Returning to Ireland in 1962, Miriam was appointed speech therapist at St James’s hospital, Dublin – the first Irish layperson to practise in the country. She would later work in many other clinics and private practice. Dynamic and eloquent, she co-founded and later chaired the Irish Association of Speech & Language Therapists.

In 1963, Miriam met Gerhardt Gallagher, a forester and visual artist. They married in 1966 and had three children. Defying convention, Miriam kept working – and produced her first book, Let’s Help Our Children Talk (1977).

Miriam had been writing fiction for several years through the community centre Grapevine Arts, and was developing ideas for plays when her work came to the attention of Claire Wilson, a drama teacher in Mountjoy prison. She commissioned Miriam to write a play to be performed by male prisoners at the Dublin theatre festival. Fancy Footwork (1983) received glowing reviews – but nobody was as shocked as Miriam on learning that, after the final performance, her lead actor had escaped.

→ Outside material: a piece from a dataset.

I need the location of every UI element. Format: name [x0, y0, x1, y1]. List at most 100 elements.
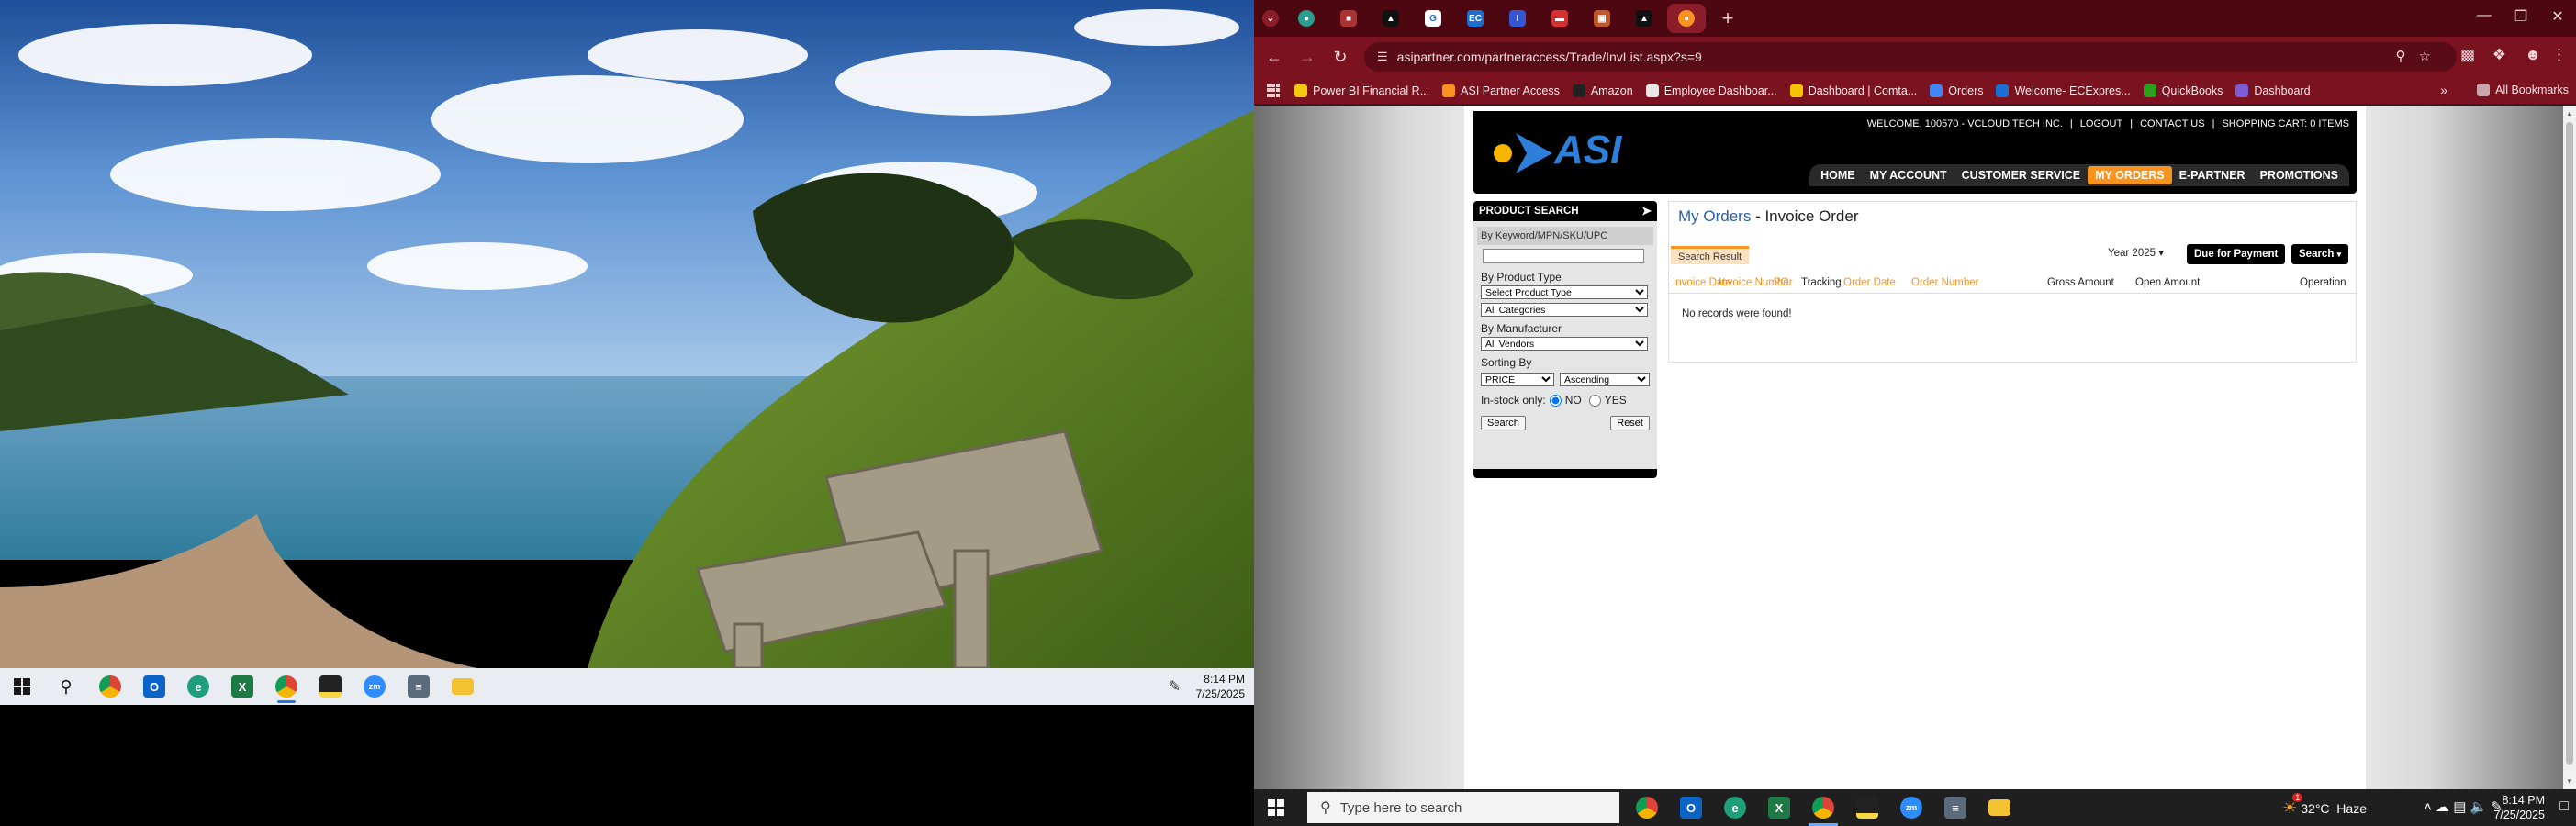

Over the next 35 years, Miriam’s writing reached audiences worldwide. Her plays were ambitious, surreal and wickedly funny. She had particular affection for her Interludes, celebrations of renowned Irish composers. My favourite was her one-woman show Shyllag, which I directed in 1993 at Andrews Lane theatre, Dublin. Miriam was also an accomplished screenwriter and fiction author – her short film Gypsies (1995) was broadcast on RTÉ and she wrote a novel, Song for Salamander (2004), and two story collections.

In 2012, Miriam was diagnosed with cancer and kidney disease. She found illness frustrating, but kept writing. Her second story collection, Night in Havana, was published last year, and in her final week in the hospice she had a pen in hand, editing new stories.

She is survived by Gerhardt, by their two daughters, Etain and me, and son, Donnacha, and by her siblings, Valerie, Michael and Fidelma.